Authentic Taste and Romanian Traditions – memories or opportunities?
- Posted by Laura on November 6th, 2006 filed in Food and beverage
Opportunity: Traditionally prepared organic food
In a world that is moving fast-food, where traditional recipes are industrialized, Romania seems eager to keep pace with this trend, and forget about its authentic gastronomic heritage.The first step made at a global level to prevent the loss of the gastronomic patrimony, was made by the Italian Slow Food 20 years ago, by creating an organization whose primary goal was the promotion of biodiversity and environmental responsibility, of traditional farming techniques and products its replacement by factory farming. The Romanian “Plescoi Revolution†will be joining the Slow Food movement, in order to save tasteful traditional products like the mutton and goat sausages Plescoi and Virsli, or Placinta Creatza and Branza Usturoaie.
Given the fact that in the western countries more and more people have become preoccupied with the quality of their food, the opportunities for marketing Romanian traditional products, obtained by using organic principles, are plenty. Countries like Spain, France, Italy, or the Netherlands, having already lost a great deal of their gastronomic diversity, have now a keen interest in purchasing healthy, ecological products, unaltered by chemicals and preservatives. No wonder the huge success the Romanian branza de burduf and the forest fruit jams have at gastronomy fairs, like Salone di Gusto this year!

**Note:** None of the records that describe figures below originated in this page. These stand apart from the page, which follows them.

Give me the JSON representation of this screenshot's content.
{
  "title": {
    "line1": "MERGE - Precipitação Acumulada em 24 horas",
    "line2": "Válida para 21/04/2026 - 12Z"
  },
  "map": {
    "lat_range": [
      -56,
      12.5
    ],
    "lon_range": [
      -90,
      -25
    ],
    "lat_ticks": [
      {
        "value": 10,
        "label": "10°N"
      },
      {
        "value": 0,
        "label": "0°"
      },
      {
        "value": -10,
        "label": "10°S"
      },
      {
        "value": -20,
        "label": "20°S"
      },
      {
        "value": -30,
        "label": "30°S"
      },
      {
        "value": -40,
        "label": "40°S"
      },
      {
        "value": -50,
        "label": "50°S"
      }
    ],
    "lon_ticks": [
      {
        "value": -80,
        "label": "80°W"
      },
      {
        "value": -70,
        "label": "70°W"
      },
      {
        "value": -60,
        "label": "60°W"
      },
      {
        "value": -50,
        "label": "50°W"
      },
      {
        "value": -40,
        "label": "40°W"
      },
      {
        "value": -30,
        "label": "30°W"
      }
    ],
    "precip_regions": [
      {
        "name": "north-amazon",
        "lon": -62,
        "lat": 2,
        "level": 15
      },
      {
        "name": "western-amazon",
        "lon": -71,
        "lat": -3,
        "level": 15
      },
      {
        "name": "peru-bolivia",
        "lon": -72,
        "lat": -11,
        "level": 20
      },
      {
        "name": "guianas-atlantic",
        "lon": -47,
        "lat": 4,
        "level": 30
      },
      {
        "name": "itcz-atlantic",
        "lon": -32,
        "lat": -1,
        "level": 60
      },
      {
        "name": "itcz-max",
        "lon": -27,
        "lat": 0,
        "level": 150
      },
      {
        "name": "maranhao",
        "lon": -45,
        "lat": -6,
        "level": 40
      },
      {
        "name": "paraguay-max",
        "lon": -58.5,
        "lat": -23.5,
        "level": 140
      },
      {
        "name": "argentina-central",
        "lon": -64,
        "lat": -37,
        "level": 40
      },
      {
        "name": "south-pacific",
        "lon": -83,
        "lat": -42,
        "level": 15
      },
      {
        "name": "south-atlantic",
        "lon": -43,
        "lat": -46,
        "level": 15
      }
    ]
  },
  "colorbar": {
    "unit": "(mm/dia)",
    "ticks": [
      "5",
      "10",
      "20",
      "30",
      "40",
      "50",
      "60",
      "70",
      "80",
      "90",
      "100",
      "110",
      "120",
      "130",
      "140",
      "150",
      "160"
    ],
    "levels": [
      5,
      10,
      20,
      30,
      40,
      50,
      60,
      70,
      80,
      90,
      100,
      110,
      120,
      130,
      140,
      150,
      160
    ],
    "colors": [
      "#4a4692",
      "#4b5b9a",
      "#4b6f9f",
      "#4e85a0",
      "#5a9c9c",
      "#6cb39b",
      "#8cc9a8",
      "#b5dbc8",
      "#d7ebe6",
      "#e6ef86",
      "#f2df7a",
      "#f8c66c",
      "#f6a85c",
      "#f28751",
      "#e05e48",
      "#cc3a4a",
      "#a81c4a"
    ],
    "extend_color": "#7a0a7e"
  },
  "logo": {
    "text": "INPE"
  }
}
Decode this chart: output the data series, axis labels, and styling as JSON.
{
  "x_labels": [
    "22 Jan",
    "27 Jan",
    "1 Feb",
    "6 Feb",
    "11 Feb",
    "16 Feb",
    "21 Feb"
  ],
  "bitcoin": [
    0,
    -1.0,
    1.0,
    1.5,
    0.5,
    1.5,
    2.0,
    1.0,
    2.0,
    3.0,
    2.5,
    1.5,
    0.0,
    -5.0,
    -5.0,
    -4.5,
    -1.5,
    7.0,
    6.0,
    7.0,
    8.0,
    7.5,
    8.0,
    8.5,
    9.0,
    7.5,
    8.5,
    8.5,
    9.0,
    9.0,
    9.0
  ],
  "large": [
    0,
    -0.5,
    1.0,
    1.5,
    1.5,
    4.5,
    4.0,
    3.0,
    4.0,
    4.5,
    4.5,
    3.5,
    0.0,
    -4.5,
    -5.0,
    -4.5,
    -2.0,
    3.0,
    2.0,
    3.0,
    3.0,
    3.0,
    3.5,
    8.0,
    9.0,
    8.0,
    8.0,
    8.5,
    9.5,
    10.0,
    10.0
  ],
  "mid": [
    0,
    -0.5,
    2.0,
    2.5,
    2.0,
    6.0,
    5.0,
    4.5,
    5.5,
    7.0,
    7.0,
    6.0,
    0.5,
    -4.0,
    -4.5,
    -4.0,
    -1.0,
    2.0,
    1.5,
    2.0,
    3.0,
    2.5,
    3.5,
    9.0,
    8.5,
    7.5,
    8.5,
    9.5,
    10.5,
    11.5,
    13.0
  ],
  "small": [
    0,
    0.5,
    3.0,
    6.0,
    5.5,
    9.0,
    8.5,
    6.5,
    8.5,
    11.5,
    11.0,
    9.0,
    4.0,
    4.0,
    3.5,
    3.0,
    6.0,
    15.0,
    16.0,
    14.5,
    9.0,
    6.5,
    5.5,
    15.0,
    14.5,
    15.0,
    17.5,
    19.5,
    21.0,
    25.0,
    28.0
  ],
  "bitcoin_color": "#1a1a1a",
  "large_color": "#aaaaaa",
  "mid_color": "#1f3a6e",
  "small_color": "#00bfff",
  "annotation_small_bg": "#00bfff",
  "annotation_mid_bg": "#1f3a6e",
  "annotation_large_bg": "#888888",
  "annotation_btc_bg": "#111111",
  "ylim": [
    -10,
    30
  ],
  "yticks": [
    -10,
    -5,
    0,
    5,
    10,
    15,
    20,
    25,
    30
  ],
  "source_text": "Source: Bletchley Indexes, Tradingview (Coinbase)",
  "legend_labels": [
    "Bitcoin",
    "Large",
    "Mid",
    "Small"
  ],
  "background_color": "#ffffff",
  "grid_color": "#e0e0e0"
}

Some of the Romanian small, but active, communities of peasants and livestock farmers, benefit from the help of Slow Food or of several NGO’s in order to make consumers aware of issues such as organic agriculture. Therefore, an investor in Romania can help the farmers comply with the EU standards, but without interfering in the recipe or the actual technique that makes the product authentic. The small producers cannot survive on the market by themselves, their brand is borrowed by industrial mammoths that do not follow the recipe and transform a gourmet product in a FMCG, flavored with preservatives and artificial aromas.
As the distribution networks are faulty, in most cases the products only reach local markets, although there is great demand across the country, and beyond borders. The peasants cannot sell their authentic products because they don’t have access to the market. Until now, the promotion and actual marketing of traditional Romanian food has only been made at gastronomic fairs and exhibitions, and only with the help of some NGOs.
There are opportunities for marketing in organic food stores on the external market products like: autochthonous pork and mutton, cured meats, vegetables, fruit, locally grown spices, brandy made of native pears and plums, wine, branza de burduf (cheese pressed into cylinders made of fir bark) and telemea, pickles, cabbage and cucumbers in brine, zacusca, honey, raspberry, blackcurrant, strawberry, bramble or other fruit jam, natural syrup extracted from fir tree shoots.
Another opportunity would be to open restaurants or other eateries – mostly in western countries, where the demand is larger – serving healthy dishes using Romanian traditional, organic products.